On Wed, May 21, 2014 at 7:45 PM, Samuel Neves <sneves at dei.uc.pt> wrote:
>
> While random seeds are an obvious target of bruteforce for someone looking for "verifiably random" curves with specific
> properties, I don't see how the same goal cannot be achieved with "fully rigid" curves.

I agree the "SafeCurves" distinction between "somewhat rigid" and
"fully rigid" is less sharp than the other distinctions [1], but I
think it still makes sense.  Here's my understanding of the rigidity
levels:

"Trivially manipulatable" : no searching required

"Manipulatable" : search space limited by compute resources (e.g. 2^80)?

"Somewhat rigid" : search space limited by arbitrariness in a
"pseudorandom search".  BADA55 demonstrates ~17 bits of arbitrariness
in a Brainpool-like search for pseudorandom coefficients (A,B).  When
pseudorandom primes are also considered (per Brainpool), there's
probably at least a 2^20 search space by varying:
- seed constant(s)
- choice of zero, pi, e, sin(1), cos(1), sqrts, etc [2]
- number of bits from seed constant
- relationship between seeds for different parameters (prime, A, B)
- chained (Brainpool A and B), subsequent bits (Brainpool
different curves), different constants (Brainpool prime vs A/B),
- choice of crypto function (sha1, ripemd, sha2-256/384/512,
sha3-256/384/512, AES128/256, etc.)
- how to iterate crypto function for larger outputs
- OFB, CTR (size and endianness, how to combine with seed -
prepend, postpend, etc), OFB+CTR (HKDF), etc.
- order of concatenating crypto outputs; remainder bits from left or right
- how to iterate crypto function for multiple candidates
- OFB, CTR, etc.

"Fully rigid" : You're right that people can propose a lot of things
under the cover of efficiency, and SafeCurves would count these as
"fully rigid" if the decisions are "fully explained".  So I think the
point of the "fully rigid" category is not to remove all flexibility
in design choices, but to minimize design choices which are arbitrary.

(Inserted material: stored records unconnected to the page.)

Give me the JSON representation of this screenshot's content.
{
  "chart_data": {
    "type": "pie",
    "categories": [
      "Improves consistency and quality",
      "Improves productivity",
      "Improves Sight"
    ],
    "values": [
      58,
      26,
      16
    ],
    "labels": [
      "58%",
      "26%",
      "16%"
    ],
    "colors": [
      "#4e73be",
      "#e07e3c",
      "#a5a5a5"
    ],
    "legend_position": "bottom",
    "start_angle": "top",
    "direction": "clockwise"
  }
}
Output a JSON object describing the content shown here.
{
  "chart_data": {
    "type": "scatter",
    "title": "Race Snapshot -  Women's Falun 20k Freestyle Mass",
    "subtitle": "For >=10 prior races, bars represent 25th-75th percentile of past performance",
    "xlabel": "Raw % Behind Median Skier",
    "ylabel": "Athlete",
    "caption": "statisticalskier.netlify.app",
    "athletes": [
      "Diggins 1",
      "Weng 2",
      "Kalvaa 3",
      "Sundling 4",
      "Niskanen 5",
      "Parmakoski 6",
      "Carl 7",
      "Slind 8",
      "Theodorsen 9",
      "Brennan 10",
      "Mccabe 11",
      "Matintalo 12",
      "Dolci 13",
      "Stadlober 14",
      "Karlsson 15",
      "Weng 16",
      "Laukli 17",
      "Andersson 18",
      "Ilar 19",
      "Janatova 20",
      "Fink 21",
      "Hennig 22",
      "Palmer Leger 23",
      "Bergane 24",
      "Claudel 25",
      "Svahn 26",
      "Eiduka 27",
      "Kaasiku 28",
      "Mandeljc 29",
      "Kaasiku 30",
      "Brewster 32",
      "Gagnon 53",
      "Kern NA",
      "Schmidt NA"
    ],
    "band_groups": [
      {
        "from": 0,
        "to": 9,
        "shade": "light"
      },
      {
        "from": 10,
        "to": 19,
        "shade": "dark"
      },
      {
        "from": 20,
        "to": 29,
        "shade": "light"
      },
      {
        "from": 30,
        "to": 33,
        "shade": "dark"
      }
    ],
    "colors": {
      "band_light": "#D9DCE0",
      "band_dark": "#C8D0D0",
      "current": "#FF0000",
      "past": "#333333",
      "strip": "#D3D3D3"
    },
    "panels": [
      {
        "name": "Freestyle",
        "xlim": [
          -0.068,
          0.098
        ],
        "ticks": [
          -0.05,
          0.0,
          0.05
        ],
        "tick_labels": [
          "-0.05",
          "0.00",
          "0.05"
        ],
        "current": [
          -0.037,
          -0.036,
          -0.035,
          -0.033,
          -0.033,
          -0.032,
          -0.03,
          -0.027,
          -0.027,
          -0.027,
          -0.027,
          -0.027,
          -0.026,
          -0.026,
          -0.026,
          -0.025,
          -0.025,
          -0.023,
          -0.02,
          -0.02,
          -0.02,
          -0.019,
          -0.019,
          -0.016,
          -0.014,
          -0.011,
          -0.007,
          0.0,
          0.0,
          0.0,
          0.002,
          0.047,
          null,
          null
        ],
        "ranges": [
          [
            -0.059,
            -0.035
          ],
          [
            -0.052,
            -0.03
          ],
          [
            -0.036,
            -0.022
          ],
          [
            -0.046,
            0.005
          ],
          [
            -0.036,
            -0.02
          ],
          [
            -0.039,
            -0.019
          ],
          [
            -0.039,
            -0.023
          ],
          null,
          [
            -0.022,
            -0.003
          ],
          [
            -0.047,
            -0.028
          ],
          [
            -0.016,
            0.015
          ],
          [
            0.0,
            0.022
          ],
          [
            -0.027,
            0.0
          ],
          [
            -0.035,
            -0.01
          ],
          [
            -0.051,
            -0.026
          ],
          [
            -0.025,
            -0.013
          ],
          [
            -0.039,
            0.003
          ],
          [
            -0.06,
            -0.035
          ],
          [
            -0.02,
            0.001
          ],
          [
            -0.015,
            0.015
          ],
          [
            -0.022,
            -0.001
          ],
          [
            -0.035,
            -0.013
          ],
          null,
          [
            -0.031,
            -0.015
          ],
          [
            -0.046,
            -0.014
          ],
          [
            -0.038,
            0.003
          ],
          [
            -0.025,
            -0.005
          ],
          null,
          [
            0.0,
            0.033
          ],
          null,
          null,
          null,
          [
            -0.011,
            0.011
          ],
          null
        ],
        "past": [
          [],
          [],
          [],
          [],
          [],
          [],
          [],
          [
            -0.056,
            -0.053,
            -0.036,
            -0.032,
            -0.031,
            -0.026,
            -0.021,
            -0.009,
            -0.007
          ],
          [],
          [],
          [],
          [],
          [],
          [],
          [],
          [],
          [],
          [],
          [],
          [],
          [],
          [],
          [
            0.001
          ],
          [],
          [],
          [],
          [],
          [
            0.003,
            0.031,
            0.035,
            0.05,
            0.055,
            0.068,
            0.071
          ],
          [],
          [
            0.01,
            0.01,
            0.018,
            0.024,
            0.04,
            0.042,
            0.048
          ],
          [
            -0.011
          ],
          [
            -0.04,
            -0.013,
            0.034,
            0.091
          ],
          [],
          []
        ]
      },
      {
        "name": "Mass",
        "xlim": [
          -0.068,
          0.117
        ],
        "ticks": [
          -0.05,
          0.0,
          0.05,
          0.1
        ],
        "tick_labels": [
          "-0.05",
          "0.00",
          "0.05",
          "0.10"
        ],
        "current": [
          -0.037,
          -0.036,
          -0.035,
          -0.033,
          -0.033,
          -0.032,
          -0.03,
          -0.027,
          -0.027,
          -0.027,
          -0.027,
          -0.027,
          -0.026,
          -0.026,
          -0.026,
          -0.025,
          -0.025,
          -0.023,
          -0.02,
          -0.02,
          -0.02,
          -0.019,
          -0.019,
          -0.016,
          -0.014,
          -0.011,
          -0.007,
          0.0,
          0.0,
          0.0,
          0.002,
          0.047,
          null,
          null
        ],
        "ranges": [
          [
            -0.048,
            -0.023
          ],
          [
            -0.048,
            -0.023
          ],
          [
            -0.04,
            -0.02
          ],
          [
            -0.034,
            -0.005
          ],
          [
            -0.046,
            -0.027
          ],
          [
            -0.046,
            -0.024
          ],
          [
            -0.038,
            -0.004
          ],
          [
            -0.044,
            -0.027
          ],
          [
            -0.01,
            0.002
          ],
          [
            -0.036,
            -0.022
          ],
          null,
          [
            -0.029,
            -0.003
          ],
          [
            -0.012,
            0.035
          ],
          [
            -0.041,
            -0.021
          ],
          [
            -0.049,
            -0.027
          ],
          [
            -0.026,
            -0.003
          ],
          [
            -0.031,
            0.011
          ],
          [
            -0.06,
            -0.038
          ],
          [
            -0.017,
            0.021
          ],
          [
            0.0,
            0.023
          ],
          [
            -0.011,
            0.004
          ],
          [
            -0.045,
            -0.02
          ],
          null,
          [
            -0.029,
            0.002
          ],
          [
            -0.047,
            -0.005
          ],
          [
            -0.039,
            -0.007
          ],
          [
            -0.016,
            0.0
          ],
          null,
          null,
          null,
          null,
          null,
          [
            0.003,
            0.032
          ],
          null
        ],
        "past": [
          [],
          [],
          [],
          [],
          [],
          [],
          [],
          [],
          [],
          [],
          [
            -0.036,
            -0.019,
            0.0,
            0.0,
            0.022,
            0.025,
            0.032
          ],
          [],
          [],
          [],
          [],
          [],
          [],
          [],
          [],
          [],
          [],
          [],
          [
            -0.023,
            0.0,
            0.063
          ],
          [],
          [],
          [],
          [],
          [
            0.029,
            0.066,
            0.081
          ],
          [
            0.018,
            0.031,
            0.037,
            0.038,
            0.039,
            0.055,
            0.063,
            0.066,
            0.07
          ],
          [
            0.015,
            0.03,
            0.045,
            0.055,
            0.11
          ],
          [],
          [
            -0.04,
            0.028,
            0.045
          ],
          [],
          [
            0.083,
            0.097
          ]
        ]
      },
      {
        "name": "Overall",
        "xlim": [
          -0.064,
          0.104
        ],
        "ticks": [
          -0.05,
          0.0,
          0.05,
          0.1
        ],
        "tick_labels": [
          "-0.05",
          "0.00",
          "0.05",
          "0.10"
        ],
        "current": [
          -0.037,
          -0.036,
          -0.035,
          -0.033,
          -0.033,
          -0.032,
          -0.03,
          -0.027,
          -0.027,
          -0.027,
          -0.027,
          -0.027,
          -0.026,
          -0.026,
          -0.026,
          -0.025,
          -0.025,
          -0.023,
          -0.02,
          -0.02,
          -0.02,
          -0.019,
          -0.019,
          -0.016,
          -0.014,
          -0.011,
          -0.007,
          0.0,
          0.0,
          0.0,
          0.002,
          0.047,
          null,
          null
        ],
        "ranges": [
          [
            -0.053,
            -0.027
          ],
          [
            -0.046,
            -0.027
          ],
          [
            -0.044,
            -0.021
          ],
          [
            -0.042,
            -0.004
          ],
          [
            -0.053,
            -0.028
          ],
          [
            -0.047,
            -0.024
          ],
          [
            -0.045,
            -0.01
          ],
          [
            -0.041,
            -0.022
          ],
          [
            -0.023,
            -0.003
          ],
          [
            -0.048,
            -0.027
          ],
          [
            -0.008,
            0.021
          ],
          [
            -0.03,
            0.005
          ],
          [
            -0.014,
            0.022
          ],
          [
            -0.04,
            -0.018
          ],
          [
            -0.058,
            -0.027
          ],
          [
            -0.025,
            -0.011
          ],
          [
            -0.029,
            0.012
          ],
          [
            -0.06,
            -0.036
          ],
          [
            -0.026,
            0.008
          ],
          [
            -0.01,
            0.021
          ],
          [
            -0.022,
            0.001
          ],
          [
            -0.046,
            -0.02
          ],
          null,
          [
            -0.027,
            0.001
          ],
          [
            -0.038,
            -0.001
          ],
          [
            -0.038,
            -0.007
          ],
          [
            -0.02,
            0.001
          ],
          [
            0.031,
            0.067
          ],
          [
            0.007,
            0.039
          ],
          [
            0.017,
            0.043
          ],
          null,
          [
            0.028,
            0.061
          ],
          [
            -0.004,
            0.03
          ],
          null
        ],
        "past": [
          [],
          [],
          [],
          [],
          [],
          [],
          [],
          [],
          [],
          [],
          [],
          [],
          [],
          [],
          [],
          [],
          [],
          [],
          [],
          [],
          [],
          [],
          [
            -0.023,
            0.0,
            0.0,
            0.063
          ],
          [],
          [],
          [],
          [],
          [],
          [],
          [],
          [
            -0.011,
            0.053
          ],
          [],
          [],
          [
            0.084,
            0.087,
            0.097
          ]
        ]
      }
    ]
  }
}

Some arbitrary choices will remain, as you point out:

>  - What curve shape do we minimize the coefficients against? Montgomery, Weierstrass, Edwards, other? even within such
> coefficients, do we optimize for absolute size or (say) Hamming weight?

But that's only a few bits.  The remaining design choices - in
particular prime size and shape, seem mainly driven by efficiency.

So I think the question becomes: how rigid can we make the efficiency
criteria?  If we're looking for one or two extra-strength curves, can
we apply a simple metric (like [3]) to select them with high rigidity,
or is rigidity going to dissolve in debates about target platforms, or
be lost due to having many choices of equivalent efficiency?